The idea behind the pilot program is to pre-screen travelers who pose little risk and remove them from the general screening lines, making the process for all passengers move faster.

The program initially will be open only to a small number of people, including some frequent fliers and U.S. citizens who have been pre-screened to travel abroad under existing U.S. Customs and Border Protection programs, Pistole said.

During the test phase, the expedited screening lines will include frequent fliers from Delta Air Lines flying from Hartsfield-Jackson Atlanta International and Detroit Metropolitan Wayne County airports. American Airlines frequent fliers will be eligible for the program at Miami International and Dallas/Fort Worth International airports. The program will be free to participating passengers.

Expedited screening lanes have been promoted by business travelers and the travel industry. But critics have called for the TSA to come up with a new security process that moves faster for all low-risk passengers, not just frequent fliers and business travelers.

Pistole didn't say how long the pilot program would last or when it might be expanded to other airports.

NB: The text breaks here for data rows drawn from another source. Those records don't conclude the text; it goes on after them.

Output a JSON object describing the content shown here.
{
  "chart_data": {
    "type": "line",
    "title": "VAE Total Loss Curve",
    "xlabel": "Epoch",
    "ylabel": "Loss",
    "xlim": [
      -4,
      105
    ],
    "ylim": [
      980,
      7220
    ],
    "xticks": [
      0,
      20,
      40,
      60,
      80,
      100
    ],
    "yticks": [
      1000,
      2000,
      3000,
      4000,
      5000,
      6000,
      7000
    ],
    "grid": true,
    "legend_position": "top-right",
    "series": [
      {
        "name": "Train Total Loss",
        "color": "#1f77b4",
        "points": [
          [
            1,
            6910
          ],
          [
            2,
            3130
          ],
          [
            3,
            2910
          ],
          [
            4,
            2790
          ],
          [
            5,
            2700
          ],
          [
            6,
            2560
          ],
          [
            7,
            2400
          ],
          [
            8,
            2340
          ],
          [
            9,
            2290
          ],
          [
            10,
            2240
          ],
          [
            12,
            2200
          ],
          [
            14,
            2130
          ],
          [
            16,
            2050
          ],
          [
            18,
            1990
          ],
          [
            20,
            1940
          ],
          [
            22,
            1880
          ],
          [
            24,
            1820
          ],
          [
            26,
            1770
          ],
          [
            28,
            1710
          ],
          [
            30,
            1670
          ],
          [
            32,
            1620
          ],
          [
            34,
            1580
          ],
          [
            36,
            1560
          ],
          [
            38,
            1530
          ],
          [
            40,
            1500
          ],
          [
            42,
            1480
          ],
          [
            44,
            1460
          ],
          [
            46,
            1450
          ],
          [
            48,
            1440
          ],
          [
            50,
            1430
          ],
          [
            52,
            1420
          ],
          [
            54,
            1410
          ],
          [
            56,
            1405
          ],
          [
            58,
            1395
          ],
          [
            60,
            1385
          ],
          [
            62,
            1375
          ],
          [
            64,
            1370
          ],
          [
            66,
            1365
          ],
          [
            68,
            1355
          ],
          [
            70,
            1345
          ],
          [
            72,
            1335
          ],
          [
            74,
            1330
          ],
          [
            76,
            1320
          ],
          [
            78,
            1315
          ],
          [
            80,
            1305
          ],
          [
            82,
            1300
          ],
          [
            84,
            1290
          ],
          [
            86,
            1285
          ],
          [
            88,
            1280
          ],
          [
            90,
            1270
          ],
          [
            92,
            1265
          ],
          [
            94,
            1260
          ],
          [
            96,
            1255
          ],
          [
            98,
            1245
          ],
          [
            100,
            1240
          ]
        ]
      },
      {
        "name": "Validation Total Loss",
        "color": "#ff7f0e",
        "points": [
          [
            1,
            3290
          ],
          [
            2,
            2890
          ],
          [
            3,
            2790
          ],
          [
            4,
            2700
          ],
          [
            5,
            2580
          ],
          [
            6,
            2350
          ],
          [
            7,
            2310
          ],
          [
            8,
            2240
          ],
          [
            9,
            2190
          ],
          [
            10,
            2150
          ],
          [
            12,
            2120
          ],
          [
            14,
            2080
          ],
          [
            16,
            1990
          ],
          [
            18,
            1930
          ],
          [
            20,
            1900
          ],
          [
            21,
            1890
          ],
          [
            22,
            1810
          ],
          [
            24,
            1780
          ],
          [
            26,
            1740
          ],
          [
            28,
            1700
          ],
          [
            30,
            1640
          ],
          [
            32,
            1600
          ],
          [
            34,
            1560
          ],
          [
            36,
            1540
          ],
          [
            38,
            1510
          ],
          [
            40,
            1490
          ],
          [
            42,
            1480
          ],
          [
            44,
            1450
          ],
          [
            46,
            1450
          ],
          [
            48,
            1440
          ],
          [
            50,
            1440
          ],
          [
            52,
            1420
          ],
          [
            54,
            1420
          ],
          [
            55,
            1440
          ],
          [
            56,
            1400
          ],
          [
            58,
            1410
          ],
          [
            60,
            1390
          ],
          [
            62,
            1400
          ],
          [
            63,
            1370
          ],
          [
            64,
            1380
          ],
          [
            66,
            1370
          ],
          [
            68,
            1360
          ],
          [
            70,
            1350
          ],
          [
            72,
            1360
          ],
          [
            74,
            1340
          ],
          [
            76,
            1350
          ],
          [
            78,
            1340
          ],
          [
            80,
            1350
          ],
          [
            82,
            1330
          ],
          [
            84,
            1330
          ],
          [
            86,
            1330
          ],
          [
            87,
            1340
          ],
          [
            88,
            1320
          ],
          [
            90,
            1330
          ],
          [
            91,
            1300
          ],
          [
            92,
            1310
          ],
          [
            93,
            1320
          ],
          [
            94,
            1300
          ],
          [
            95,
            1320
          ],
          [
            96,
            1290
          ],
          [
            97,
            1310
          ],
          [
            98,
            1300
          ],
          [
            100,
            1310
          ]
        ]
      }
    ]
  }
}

No bag-check fee on lost bags

Under new passenger protection rules that take effect next month, airlines must refund your checked-baggage fees if your bag is lost.

But the new rules adopted by the U.S. Transportation Department leave it up to the nation's airlines to determine when a bag is declared lost — or merely delayed.

Because the agency does not require airlines to reimburse baggage fees when luggage is delayed, some passenger advocates fear that airlines will try to get around the new law by simply declaring that every misplaced bag is delayed, not lost.

Checked-baggage fees — ranging from about $15 to $45 for the first bag — are a big money maker for the airline industry, generating $3.4 billion for the nation's airlines in 2010.

But airline representatives say the new law that takes effect Aug. 23 should cause no major problems because the nation's airlines receive less than four reports of lost, delayed or damaged bags for every 1,000 passengers. Airlines already are obligated to compensate you for lost or damaged luggage.

Steve Lott, a spokesman for the Air Transport Assn., the trade group for the nation's largest airlines, said he is sure that airlines won't use delay tactics to avoid reimbursing the checked-bag fees.

"No airline is going to let this drag on for weeks and months," he said. "Most airlines know their systems well enough that after a reasonable time, they will reach an agreement with their passengers."

Kate Hanni, founder of, a nonprofit advocacy group for airline passengers, does not share Lott's confidence. She fears airlines will use the vague language in the law to avoid paying back the fees. "I have zero faith that the airlines will reimburse the money," she said.

The U.S. Transportation Department warned last week that it could fine airlines that don't resolve lost baggage claims in a timely manner.

"We regard a carrier's ignoring baggage claims or making consumers wait an extended time for final action to be an unfair and deceptive practice, and will take enforcement action," agency spokesman Bill Mosley said.

Overdo the junk food on vacation? Survey says …

If you overindulge while on vacation, you are not alone.

In a survey of more than 1,000 U.S. travelers, 81% said they are more likely to overindulge on food on vacation than at home. And 55% said they are more likely to drink more alcohol while on vacation.

The survey, by travel website TripAdvisor, also found that 61% of women and 47% of men diet in preparation for a vacation. What's more, 54% of women and 48% of men said they have started a "post-vacation" diet after a trip.

The top food vice for travelers? Ice cream was the biggest indulgence among 29% of travelers surveyed, while 10% named fried seafood, and 7% said cake.